Why is this allowed:
i :: Num a => a
i = 1
While none of these is allowed:
i' :: Num a => a
Just i' = Just 1
x, y :: Num a => a
(x, y) = (1, 2)
x :: Num a => a
y :: Num a => a
(x, y) = (1, 2)
y :: Num a => a
x :: Num a => a
(x, y) = (1, 2)
m :: ()
n :: Num a => a
(n, m) = (1, ())
n :: Num a => a
m :: ()
(n, m) = (1, ())
Unless turned off monomorphism restriction
by {-# LANGUAGE NoMonomorphismRestriction #-}
,
trying to compile with any of them always results in "Overloaded signature conflicts with monomorphism restriction".
But haven't I already specified all the types here? How could the monomorphism restriction even come up in the first place?
Quoth the rule:
We say that a given declaration group is unrestricted if and only if:
(a): every variable in the group is bound by a function binding or a simple pattern binding (Section 4.4.3.2), and
(b): an explicit type signature is given for every variable in the group that is bound by simple pattern binding.

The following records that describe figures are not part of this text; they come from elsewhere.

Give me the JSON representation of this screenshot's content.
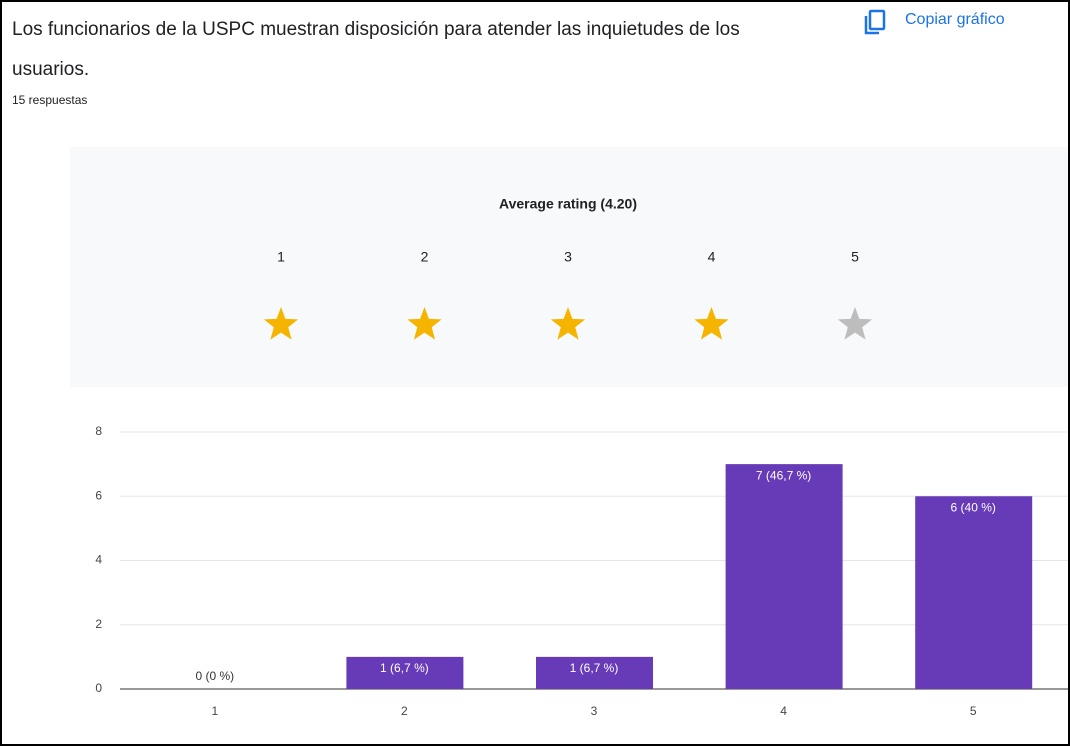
{
  "header": {
    "title": "Los funcionarios de la USPC muestran disposición para atender las inquietudes de los usuarios.",
    "responses": "15 respuestas",
    "copy_button": "Copiar gráfico"
  },
  "rating": {
    "title": "Average rating (4.20)",
    "filled_color": "#f4b400",
    "empty_color": "#bdbdbd",
    "stars": [
      {
        "label": "1",
        "filled": true
      },
      {
        "label": "2",
        "filled": true
      },
      {
        "label": "3",
        "filled": true
      },
      {
        "label": "4",
        "filled": true
      },
      {
        "label": "5",
        "filled": false
      }
    ]
  },
  "chart_data": {
    "type": "bar",
    "categories": [
      "1",
      "2",
      "3",
      "4",
      "5"
    ],
    "values": [
      0,
      1,
      1,
      7,
      6
    ],
    "value_labels": [
      "0 (0 %)",
      "1 (6,7 %)",
      "1 (6,7 %)",
      "7 (46,7 %)",
      "6 (40 %)"
    ],
    "color": "#673ab7",
    "ylim": [
      0,
      8
    ],
    "yticks": [
      0,
      2,
      4,
      6,
      8
    ],
    "grid": true
  }
}
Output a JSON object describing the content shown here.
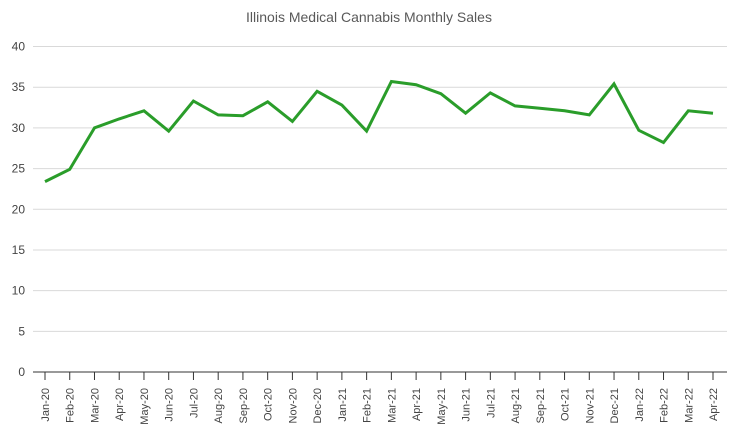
{
  "chart_data": {
    "type": "line",
    "title": "Illinois Medical Cannabis Monthly Sales",
    "xlabel": "",
    "ylabel": "",
    "ylim": [
      0,
      40
    ],
    "yticks": [
      "0",
      "5",
      "10",
      "15",
      "20",
      "25",
      "30",
      "35",
      "40"
    ],
    "grid": true,
    "legend": "none",
    "categories": [
      "Jan-20",
      "Feb-20",
      "Mar-20",
      "Apr-20",
      "May-20",
      "Jun-20",
      "Jul-20",
      "Aug-20",
      "Sep-20",
      "Oct-20",
      "Nov-20",
      "Dec-20",
      "Jan-21",
      "Feb-21",
      "Mar-21",
      "Apr-21",
      "May-21",
      "Jun-21",
      "Jul-21",
      "Aug-21",
      "Sep-21",
      "Oct-21",
      "Nov-21",
      "Dec-21",
      "Jan-22",
      "Feb-22",
      "Mar-22",
      "Apr-22"
    ],
    "series": [
      {
        "name": "Monthly Sales",
        "color": "#2a9d2a",
        "values": [
          23.4,
          24.9,
          30.0,
          31.1,
          32.1,
          29.6,
          33.3,
          31.6,
          31.5,
          33.2,
          30.8,
          34.5,
          32.8,
          29.6,
          35.7,
          35.3,
          34.2,
          31.8,
          34.3,
          32.7,
          32.4,
          32.1,
          31.6,
          35.4,
          29.7,
          28.2,
          32.1,
          31.8
        ]
      }
    ]
  }
}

What is a simple pattern binding though? There are two contradictory definitions.
(4.5.5 The Monomorphism Restriction) a simple pattern binding is a pattern binding in which the pattern consists of only a single variable
and
(4.4.3.2 Pattern bindings) A simple pattern binding has form
p = e
According to the first definition, none of your failed bindings are simple, so they cannot be unrestricted, which means the mononorphism restriction applies to them. According to the second definition, all are simple and unrestricted, that is, the mononorphism restriction should not apply.
The applicable definition should be the first one as detailed in this posting and that's what the compiler is using, but AFAICT the report is not updated to reflect this.